JuliaSIMD / LoopVectorization.jl

Macro(s) for vectorizing loops.
MIT License
728 stars 65 forks source link

Custom A*X .+ b returning wrong results #379

Open bartvanerp opened 2 years ago

bartvanerp commented 2 years ago

First of all, great package! I was trying to implement a slight alteration to the matrix multiplication example from the Readme.md:

function custom_gemm!(C::Matrix{T}, A::Matrix{T}, B::Matrix{T}, b::Vector{T}) where { T }
    @turbo for m ∈ axes(A,1), n ∈ axes(B,2)
        Cmn = b[m]
        for k ∈ axes(A,2)
            Cmn += A[m,k] * B[k,n]
        end
        C[m,n] = Cmn
    end
end

where I only changed the original line Cmn = zero(eltype(C)) to Cmn = b[m]. Basically I want this function to return A*X .+ b.
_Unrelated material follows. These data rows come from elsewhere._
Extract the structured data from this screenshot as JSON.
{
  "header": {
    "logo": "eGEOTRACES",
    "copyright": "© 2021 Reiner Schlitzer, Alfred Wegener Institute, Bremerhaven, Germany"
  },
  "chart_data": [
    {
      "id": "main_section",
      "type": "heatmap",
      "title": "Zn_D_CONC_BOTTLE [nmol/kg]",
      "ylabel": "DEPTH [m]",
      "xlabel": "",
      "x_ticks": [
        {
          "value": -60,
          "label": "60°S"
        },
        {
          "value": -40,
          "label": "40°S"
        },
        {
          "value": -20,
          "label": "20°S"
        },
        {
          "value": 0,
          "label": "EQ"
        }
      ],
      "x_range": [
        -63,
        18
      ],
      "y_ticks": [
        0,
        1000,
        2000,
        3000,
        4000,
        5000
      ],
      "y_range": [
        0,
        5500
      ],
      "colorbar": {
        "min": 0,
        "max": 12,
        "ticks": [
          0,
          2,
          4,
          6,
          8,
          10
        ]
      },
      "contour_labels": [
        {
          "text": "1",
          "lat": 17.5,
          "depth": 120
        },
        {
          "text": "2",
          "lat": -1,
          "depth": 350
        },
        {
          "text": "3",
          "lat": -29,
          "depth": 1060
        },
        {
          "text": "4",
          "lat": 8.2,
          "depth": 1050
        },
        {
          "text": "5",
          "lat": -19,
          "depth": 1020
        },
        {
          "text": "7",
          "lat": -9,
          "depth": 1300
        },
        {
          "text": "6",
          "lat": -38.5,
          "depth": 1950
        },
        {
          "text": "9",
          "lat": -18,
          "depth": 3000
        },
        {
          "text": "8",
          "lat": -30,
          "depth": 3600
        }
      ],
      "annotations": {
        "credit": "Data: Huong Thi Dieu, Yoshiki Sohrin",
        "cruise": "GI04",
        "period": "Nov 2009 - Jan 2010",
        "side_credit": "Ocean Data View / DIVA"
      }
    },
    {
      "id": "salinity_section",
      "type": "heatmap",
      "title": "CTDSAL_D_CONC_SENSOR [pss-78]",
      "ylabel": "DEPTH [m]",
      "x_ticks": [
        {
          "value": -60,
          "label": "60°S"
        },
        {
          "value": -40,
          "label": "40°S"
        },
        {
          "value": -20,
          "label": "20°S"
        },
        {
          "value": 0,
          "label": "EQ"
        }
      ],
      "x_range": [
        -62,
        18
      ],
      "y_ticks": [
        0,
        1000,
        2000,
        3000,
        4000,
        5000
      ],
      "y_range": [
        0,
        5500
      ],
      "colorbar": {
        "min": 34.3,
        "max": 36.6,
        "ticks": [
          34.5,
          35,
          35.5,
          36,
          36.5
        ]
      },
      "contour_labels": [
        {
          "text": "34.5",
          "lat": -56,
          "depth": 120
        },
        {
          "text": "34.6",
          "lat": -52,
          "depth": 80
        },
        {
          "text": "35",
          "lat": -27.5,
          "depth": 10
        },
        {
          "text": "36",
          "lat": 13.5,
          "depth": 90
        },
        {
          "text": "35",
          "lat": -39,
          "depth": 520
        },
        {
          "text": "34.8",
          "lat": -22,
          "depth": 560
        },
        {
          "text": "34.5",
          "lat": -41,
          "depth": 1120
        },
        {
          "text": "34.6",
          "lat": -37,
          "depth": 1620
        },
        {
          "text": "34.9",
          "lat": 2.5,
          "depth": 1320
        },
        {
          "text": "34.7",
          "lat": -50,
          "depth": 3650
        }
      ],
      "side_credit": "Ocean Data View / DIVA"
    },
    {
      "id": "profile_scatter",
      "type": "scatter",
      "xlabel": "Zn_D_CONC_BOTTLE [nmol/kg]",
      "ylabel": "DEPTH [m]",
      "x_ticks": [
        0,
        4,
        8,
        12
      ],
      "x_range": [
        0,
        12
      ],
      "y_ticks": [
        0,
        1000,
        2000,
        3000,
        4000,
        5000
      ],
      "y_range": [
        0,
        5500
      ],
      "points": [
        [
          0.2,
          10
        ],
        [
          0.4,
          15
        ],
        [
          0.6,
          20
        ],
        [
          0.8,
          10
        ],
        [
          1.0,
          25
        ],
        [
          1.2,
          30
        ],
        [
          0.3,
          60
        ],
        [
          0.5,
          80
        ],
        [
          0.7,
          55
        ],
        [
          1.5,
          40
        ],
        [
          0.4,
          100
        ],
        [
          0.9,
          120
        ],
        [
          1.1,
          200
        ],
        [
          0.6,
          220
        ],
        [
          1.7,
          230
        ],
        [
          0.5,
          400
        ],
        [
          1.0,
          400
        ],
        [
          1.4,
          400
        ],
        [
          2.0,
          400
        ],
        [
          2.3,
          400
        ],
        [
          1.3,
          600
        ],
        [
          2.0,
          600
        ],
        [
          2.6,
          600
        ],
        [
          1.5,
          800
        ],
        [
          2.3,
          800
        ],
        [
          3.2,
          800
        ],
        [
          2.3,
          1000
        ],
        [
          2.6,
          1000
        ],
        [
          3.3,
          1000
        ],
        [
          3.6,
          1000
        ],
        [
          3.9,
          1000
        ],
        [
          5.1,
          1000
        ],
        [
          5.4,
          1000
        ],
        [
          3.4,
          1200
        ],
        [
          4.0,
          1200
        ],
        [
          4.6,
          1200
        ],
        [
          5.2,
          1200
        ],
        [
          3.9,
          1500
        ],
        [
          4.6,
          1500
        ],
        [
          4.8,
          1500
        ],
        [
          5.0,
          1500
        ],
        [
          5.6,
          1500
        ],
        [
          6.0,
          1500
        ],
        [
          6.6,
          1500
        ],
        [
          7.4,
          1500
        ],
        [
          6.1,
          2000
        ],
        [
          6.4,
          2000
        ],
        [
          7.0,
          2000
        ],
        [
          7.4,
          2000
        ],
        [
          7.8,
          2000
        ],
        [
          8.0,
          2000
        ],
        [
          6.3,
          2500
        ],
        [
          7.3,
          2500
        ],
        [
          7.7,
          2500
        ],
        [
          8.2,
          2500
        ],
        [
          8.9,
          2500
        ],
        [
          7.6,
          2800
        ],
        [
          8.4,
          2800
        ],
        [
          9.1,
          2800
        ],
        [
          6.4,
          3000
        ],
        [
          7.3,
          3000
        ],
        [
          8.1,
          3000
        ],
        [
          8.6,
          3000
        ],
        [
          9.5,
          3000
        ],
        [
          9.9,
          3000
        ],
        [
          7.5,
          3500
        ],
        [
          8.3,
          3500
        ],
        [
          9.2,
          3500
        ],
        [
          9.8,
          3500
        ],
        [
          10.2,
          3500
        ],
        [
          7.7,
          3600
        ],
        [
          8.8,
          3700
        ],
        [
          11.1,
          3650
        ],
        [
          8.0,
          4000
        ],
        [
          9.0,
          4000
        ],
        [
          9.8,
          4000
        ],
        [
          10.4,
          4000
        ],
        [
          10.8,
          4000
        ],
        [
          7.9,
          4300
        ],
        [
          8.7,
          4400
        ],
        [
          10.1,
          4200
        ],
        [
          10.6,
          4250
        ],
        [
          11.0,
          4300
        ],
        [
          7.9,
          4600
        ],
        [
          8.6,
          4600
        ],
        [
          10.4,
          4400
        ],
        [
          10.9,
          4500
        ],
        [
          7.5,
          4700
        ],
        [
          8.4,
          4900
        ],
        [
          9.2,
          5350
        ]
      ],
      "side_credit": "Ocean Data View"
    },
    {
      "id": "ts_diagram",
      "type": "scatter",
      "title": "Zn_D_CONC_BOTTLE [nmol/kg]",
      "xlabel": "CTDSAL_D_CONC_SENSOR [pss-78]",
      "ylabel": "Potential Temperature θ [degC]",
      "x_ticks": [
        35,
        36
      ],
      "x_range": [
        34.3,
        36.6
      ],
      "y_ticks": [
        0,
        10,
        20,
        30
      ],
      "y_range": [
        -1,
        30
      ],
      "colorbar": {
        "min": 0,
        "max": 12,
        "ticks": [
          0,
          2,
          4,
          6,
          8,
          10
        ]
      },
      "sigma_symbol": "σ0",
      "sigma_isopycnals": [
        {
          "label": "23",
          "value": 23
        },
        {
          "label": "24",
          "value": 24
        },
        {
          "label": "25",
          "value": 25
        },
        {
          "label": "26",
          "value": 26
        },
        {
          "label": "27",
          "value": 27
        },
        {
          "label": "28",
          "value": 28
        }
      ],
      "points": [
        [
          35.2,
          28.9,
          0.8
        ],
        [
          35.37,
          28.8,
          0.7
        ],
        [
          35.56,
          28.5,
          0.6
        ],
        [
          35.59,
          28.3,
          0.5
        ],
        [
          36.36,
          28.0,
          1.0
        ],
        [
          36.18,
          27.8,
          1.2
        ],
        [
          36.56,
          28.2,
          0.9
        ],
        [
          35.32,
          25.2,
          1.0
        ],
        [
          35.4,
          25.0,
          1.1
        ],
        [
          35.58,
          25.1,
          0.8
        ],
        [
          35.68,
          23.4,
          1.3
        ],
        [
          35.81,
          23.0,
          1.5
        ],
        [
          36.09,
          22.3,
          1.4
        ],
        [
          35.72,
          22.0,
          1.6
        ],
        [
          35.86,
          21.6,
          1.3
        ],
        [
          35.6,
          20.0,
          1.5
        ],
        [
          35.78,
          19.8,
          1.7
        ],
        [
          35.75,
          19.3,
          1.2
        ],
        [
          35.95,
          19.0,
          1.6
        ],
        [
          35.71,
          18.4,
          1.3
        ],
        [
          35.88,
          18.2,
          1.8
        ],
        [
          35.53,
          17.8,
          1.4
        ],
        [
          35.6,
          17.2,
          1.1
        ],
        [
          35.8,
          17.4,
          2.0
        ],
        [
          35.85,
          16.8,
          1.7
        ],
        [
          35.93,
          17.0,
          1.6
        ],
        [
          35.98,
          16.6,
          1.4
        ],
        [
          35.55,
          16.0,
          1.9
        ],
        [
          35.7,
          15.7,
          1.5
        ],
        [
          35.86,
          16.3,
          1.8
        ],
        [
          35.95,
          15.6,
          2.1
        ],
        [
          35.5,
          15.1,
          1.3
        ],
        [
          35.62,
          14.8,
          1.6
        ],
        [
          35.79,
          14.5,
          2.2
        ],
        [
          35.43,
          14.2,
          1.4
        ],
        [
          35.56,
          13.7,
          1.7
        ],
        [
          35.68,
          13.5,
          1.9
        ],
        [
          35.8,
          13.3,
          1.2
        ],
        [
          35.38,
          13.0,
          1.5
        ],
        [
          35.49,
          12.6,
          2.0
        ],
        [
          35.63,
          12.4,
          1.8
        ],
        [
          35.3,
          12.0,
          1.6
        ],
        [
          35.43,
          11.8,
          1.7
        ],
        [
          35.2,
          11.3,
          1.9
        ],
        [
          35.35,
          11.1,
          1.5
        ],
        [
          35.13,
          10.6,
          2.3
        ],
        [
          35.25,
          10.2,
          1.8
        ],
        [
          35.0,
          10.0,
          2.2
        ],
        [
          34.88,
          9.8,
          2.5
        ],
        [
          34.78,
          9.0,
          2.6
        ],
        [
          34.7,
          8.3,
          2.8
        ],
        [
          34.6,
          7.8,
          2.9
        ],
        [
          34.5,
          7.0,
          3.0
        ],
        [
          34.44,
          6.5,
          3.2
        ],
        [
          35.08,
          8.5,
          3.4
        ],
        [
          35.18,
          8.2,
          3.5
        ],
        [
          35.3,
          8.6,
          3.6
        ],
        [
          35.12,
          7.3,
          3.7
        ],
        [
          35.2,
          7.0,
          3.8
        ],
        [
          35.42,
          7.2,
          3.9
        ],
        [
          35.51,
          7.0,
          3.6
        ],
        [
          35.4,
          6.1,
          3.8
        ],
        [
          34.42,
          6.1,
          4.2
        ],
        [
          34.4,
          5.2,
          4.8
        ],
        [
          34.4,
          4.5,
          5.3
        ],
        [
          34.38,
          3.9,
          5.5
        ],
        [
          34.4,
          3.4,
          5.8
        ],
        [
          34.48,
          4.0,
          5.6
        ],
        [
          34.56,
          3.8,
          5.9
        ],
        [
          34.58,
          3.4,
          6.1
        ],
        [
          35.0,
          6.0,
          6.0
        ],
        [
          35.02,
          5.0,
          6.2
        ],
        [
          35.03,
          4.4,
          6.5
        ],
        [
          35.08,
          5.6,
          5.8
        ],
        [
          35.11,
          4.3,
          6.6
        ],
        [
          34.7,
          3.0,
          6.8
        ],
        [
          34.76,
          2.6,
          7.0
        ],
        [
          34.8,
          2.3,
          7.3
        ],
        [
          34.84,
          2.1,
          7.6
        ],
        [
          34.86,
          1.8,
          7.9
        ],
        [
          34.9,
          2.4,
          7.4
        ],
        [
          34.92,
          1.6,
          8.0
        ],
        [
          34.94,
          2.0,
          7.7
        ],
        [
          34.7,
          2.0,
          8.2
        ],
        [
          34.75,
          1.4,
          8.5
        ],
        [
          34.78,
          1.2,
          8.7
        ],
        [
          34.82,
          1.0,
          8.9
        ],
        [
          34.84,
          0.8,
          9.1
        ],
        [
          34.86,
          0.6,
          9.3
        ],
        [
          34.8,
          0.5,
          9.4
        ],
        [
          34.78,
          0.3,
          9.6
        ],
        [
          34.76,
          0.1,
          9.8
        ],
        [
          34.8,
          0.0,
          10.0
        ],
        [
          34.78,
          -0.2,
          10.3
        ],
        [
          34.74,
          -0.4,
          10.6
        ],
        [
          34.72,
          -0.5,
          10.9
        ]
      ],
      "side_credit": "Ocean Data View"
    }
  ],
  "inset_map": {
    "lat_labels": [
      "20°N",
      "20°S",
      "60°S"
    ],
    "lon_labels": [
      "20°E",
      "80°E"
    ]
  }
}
Although this change seems trivial in my eyes, the implementation gives:

julia> using LoopVectorization

julia> Y, A, X, b = randn(2,2), randn(2,2), randn(2,2), ones(2)

julia> A*X .+ b
2×2 Matrix{Float64}:
 1.44203   0.534377
 0.931009  1.14601

julia> custom_gemm!(Y, A, X, b)
2×2 Matrix{Float64}:
 1.0  1.0
 1.0  1.0

It seems that the inner for-loop is ignored and Cmn is only set to b[m]. If I slightly change the above function the code works again:

function custom_gemm2!(C::Matrix{T}, A::Matrix{T}, B::Matrix{T}, b::Vector{T}) where { T }
    @turbo for m ∈ axes(A,1), n ∈ axes(B,2)
        Cmn = zero(T) 
        Cmn += b[m]
        for k ∈ axes(A,2)
            Cmn += A[m,k] * B[k,n]
        end
        C[m,n] = Cmn
    end
end

julia> custom_gemm2!(Y, A, X, b)
2×2 Matrix{Float64}:
 1.44203   0.534377
 0.931009  1.14601

I am not sure what is causing this issue, but I can imagine that a lot of people might accidentally run into this.

julia> versioninfo()
Julia Version 1.7.0
Commit 3bf9d17731 (2021-11-30 12:12 UTC)
Platform Info:
  OS: Windows (x86_64-w64-mingw32)
  CPU: Intel(R) Core(TM) i7-9750H CPU @ 2.60GHz
  WORD_SIZE: 64
  LIBM: libopenlibm
  LLVM: libLLVM-12.0.1 (ORCJIT, skylake)
Environment:
  JULIA_NUM_THREADS = 12

LoopVectorization v0.12.101

chriselrod commented 2 years ago

I am not sure what is causing this issue

Basically, LoopVectorization parses the expression in a single pass. If you write

for m ∈ axes(A,1), n ∈ axes(B,2)
        Cmn = zero(T) 

then it records that Cmn depends on m and n. If you write

for m ∈ axes(A,1), n ∈ axes(B,2)
        Cmn = b[m]

then it records that Cmn depends on m, because it doesn't know yet you're going to sum over it.

In hindsight, single-pass parsing that also deduces the structure/behavior of the loop was not a good idea. It'd be better to first build an analyzable internal representation, and then use this to derive meaning.

Long term, I am rewriting LoopVectorization, which will address that issue (among others).

Short term, the simplest fix would probably be to add an extra field to the Operation struct that indicates the loop level it was initialized at, that the reduction code can later use. Should be a simple fix.